Und wenn du deine Mission so vermittelst, dass sie deiner inneren Haltung entspricht, dann ist das natürlich perfekt.

In diesem Sinne halte ich Rhetorik für ein wichtiges Werkzeug. Aber Kommunikation muss nicht immer rhetorisch zugespitzt sein, sondern kann auch einfach aus fachlichen Inhalten bestehen oder für zwischenmenschliche Vertrauensbildung genutzt werden.

Ich sehe das nüchtern und bleibe dabei: Egal wie eloquent man ist, wichtig ist welcher Intention es folgt. Jedes Gespräch hat eine Wirkung, am Ende zählt diese Intention. Wenn sie synchron mit dem ist, was das Team erreichen soll, dann hat jedes Wort die richtige Wirkung.


Dovile: Ich stimme dir vollkommen zu, dass das tatsächlich der Idealfall ist, dass Storytelling richtig eingesetzt wird, um Kommunikation in eine Richtung zu lenken. Das bedeutet, jemand präsentiert etwas und seine Botschaft bewirkt ein empathisches Verständnis. Wenn man dies bei Präsentationen beherrscht, hat man im Job schon viel erreicht – man denke nur an Strategiebesprechungen, Projekt-Freigaben und Ähnliches.


Bernadette: Ein gutes Storytelling kann in vielen Situationen helfen, auch in der Team-Kommunikation. Ich halte das für ein wichtiges Softskill, Geschichten so erzählen zu können, in der Art, dass sie einen selbst und andere begeistern.

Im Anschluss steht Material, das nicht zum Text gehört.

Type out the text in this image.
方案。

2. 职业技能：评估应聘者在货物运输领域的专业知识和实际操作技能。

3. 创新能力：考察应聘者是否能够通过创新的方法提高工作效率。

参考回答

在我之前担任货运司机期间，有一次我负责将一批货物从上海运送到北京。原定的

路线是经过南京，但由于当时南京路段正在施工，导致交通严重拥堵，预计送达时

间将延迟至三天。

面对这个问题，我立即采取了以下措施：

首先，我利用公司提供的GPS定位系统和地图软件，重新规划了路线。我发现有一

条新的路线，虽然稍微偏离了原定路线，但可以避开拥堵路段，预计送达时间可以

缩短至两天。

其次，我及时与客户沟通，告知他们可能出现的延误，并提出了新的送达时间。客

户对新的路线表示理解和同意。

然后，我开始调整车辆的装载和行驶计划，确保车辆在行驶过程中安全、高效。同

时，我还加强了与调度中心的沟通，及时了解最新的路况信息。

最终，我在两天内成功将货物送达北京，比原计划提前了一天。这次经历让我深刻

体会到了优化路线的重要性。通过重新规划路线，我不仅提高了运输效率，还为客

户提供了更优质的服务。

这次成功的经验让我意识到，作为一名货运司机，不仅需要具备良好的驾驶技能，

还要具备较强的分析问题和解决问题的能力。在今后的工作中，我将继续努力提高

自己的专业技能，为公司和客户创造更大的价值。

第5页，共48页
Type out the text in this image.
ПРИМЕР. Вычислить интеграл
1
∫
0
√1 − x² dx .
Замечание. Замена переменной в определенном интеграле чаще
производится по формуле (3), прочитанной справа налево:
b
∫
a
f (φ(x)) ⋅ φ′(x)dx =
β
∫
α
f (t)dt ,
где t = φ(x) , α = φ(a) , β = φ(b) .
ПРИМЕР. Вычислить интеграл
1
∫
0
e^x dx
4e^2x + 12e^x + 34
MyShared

Und das ist zwar schon eine gute Basis, aber das alleine hilft noch nicht. Es ist ebenso wichtig (und wird oft unterschätzt), dass man Dinge so erzählen kann, dass sie für den anderen verständlich sind.


Judith: Das fällt vielen Leuten schwer, weil die Menschen oft davon ausgehen, dass jede/r andere auf dem gleichen Wissensstand ist. Das ist aber nicht immer so. Bernadette, du hast ja von Empathie als wichtigen Faktor für Storytelling gesprochen. Die Anpassung an den Wissenshorizont des anderen könnte man auch als „Empathie des Wissens“ bezeichnen. Ohne diese Wissensempathie kommen beim anderen nur Bruchstücke an. Und weil wir im Arbeitskontext oft eine besondere Komplexität haben, ist es ein gutes Prinzip, Dinge so einfach zu benennen, als würde man sie der eigenen Oma erklären.


Weil sich damit viele Leute schwertun, entstehen Missverständnisse. Und dann kommt noch hinzu, dass viele sich nicht trauen nachzufragen, wenn sie etwas nicht verstanden haben. Denn sie denken, es sei ein Gesichtsverlust für sie selber, sich als "unwissend" zu outen. Doch es liegt nicht an der eigenen Kompetenz, sondern an der des Gegenübers: Die Person war nicht in der Lage, etwas verständlich zu erklären.


Dovile: Ja, diese Wissensempathie spielt eine große Rolle. Ich muss verstehen, mit wem ich gerade spreche und meine Sprache darauf anpassen. Und das ist keine rein emotionale Empathie, sondern man muss das Wissen und den Informationsstand des anderen verstehen. Findet das nicht statt, kommunizieren wir in der eigenen Blase.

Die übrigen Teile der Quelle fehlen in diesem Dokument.